Methods for identifying copies of a representative
Once one has identified representative TEs using any of the aforementioned methods, the next step is to identify the copies in their respective families. This step is necessary since a family can be composed by fragments and degenerate elements that would not have been identified by the previous step. The way this is implemented depends on your goal: if you desire only to mask the genome, it is sufficient to do a simple similarity search with a program such as BLAST or FASTA, or HMM, to identify sequences similar to your queries. However, if your goal is to study the biology of TEs, you must take into account some of the biological factors of TE evolution to get useful data.
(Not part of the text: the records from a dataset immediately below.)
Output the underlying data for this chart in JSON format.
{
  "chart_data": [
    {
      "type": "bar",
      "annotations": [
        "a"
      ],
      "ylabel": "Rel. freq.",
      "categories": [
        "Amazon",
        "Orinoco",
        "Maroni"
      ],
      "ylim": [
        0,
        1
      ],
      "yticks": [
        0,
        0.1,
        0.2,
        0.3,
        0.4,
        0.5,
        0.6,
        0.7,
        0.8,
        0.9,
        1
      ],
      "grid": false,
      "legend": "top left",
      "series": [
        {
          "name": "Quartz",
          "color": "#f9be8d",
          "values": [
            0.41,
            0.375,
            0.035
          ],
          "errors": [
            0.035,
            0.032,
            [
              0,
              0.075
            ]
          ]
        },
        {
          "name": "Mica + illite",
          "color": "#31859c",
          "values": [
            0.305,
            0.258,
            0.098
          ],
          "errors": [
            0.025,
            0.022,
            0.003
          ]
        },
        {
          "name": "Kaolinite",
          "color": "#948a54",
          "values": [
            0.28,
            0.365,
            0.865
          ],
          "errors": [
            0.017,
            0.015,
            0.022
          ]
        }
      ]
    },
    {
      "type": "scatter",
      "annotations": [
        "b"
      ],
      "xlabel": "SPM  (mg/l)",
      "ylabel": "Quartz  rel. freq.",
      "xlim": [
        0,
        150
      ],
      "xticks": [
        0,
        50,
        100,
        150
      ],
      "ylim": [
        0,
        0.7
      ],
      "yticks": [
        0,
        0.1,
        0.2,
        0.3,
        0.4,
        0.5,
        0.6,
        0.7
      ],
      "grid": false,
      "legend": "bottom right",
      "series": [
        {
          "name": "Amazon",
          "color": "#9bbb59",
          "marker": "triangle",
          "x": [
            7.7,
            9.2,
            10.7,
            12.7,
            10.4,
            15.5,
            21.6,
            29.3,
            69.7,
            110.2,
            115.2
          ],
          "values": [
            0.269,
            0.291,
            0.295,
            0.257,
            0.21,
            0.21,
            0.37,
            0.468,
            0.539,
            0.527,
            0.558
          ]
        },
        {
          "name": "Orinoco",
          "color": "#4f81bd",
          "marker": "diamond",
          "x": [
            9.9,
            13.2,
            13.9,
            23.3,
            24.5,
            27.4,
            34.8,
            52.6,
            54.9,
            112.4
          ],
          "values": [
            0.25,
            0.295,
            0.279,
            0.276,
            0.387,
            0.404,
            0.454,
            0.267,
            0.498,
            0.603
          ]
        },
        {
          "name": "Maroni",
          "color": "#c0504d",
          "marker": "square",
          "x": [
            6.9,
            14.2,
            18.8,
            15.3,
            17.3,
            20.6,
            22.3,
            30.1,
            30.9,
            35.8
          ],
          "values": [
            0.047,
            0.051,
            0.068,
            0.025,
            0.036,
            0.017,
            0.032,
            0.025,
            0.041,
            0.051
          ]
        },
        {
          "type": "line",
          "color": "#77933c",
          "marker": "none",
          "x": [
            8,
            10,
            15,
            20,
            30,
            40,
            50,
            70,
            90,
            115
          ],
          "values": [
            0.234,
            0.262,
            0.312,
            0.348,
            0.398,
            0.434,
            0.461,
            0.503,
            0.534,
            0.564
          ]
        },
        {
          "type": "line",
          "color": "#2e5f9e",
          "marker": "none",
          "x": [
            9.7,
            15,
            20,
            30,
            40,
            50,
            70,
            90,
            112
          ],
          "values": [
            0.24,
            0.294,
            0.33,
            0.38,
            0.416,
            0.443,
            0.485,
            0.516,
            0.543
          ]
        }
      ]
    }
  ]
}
The main problem with finding copies of an element is that similarity searches will give fragmented annotations if the target sequence has a large insertion or deletion or has diverged sufficiently. Therefore in order to have a proper annotation one has to chain fragments together to properly define a copy. This is implemented in the context of certain pipelines for example MATCHER in the REPET pipeline (Quesneville et al. 2005; Flutre et al. 2011) which uses a dynamic programming algorithm to chain collinear fragments and then resolve overlaps. Another program is Greedier (Li, Kahveci, and Settles 2008) which uses a graph-based algorithm to link fragments based on maximizing its total alignment score. Both of these algorithms are embedded in their respective pipelines and cannot be used independently.